Alberto Vallarino served as president of the Unión de Trabajo Industrial de Panamá (1981–1982), Asociación de Industriales Latinoamericanos (1982) and Asociación de Exportadores Panameños (1983); besides being founder and life member of Instituto de Competitividad Infantil de COSPAE; member of Fundación para el Desarrollo Económico y Social de Panamá (Fudespa) and the National Centre of Competitiveness; and president of Fundación Por Un Mejor Panamá.
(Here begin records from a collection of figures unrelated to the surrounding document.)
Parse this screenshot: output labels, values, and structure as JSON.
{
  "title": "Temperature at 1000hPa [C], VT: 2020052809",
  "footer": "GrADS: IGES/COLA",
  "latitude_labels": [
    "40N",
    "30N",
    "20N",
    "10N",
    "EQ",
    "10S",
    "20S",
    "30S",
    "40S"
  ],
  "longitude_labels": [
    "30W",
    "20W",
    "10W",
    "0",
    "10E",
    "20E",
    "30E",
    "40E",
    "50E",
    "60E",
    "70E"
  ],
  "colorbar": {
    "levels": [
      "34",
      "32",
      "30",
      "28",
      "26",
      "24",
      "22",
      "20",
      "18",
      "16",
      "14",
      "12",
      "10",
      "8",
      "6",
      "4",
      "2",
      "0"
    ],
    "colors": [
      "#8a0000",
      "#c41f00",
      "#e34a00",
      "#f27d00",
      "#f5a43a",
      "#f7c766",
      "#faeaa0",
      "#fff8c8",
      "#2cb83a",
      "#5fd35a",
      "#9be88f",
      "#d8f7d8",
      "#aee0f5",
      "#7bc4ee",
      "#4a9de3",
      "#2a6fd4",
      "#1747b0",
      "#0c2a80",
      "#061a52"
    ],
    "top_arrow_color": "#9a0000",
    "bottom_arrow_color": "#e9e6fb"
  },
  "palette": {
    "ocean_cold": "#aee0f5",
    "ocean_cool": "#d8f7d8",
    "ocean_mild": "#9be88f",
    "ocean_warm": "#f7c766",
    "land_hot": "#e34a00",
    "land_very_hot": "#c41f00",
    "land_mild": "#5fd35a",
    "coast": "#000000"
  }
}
Also, he constituted Fundación Vallarino Clément, to promote programs and projects related to education, economy and culture.

While he was part of Banistmo, Vallarino established and directed Valores del Istmo, the corporate social responsibility arm of the bank. Then he took that same philosophy to Grupo VerdeAzul, S.A. in 2007, through Fundación Por Un Mejor Panamá.